I share with you the seven types of bad leadership identified by Barbara Kellerman in hopes of raising our collective awareness. I also offer ‘Proactive actions?’ with each type of bad leadership in hopes of stimulating action-oriented dialogue on ways to stave off bad leadership.
Incompetent Leadership (ineffective): leaders and followers don’t have the knowledge, skill, abilities, and behaviors required to deliver positive change. Proactive actions? Organizations need to get the right people in the right place, doing the right things for the right results. Talent acquisition and performance management processes are key.

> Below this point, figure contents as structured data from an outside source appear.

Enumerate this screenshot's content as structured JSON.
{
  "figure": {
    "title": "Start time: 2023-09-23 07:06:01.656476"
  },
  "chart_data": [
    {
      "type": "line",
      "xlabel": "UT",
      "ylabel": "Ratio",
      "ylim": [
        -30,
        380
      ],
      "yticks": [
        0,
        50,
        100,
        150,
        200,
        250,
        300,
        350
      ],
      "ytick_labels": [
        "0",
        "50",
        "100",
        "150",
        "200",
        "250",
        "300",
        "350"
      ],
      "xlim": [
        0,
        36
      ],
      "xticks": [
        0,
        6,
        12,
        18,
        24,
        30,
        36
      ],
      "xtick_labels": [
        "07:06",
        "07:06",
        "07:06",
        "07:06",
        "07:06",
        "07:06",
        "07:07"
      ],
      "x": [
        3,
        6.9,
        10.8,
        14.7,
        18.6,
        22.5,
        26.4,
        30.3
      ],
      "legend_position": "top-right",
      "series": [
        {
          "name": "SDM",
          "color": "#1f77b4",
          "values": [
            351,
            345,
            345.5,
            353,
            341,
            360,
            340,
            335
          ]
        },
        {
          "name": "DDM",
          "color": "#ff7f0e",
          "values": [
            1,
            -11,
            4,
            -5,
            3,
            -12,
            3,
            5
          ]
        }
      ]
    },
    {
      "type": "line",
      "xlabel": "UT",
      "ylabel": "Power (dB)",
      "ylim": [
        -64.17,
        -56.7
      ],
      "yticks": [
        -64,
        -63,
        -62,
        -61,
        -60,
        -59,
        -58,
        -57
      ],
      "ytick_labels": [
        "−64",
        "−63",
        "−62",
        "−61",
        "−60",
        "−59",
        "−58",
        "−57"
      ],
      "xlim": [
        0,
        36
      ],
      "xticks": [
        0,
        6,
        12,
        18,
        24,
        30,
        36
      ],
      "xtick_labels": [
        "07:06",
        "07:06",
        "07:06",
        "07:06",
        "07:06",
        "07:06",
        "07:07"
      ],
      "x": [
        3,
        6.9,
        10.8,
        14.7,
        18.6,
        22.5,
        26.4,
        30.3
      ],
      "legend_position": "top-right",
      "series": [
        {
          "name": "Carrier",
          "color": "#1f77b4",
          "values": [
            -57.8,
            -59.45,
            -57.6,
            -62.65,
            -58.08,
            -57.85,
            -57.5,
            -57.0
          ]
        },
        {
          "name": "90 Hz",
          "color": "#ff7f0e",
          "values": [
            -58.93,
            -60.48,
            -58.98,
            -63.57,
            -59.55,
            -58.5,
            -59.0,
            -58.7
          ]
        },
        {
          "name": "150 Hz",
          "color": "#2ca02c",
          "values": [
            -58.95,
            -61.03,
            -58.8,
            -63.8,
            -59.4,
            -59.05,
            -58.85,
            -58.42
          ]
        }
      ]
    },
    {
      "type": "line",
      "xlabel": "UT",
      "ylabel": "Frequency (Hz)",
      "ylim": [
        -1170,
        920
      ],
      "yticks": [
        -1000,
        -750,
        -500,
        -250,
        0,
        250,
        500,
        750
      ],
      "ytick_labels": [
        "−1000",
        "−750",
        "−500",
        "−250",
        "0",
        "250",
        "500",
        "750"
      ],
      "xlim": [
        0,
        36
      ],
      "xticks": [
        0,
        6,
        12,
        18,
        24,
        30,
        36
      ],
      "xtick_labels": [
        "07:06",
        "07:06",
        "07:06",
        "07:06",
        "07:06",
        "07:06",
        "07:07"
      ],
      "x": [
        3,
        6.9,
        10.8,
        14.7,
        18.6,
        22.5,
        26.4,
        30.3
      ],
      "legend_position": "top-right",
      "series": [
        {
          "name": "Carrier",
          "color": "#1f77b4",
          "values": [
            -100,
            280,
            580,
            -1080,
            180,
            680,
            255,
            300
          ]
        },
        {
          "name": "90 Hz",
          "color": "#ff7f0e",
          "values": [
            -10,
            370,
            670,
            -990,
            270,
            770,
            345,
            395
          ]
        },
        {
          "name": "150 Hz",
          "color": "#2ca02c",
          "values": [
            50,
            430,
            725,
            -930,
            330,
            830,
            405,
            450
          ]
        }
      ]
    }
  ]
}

Rigid Leadership (ineffective):leaders and followers are incapable of adapting and being flexible. Proactive actions? Organizations need to build intentional self-reflection and self-awareness into learning and development programs, and quarterly strategy sessions should challenge assumptions.
Intemperate Leadership (ineffective):leaders are impulsive, and followers don’t intervene. Proactive actions? Leaders need honest coaching and constructive feedback, and followers need assertiveness training.

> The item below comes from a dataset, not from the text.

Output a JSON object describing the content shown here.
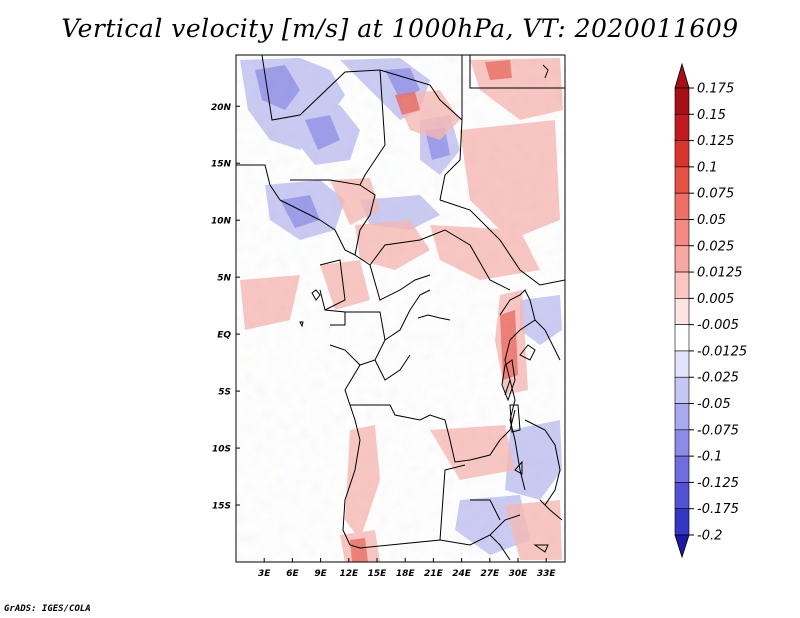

Callous Leadership (unethical): leaders and followers are heartless and ruthless. Proactive actions? Organizations need to develop performance management programs that embed core values into the organizational culture, and that focus efforts on getting the right results, the right way.
Corrupt Leadership (unethical):leaders and followers engage in various forms of malfeasance. Proactive actions? Checks and balances must remain a priority, and open and transparent communication must be modeled, encouraged, and reinforced.
Insular Leadership (unethical):leaders and followers disregard the well-being of outsiders. Proactive actions? Boundary spanning activities, systems thinking, cultural self-awareness, and diversity must be central to strategy sessions and learning and development programs.
Evil Leadership (unethical):leaders and followers “commit atrocities”, both physical and psychological. Proactive actions? Everyone must embrace a collective responsibility and duty to serve as courageous followers who speak truth to power, and organizations must support these followers.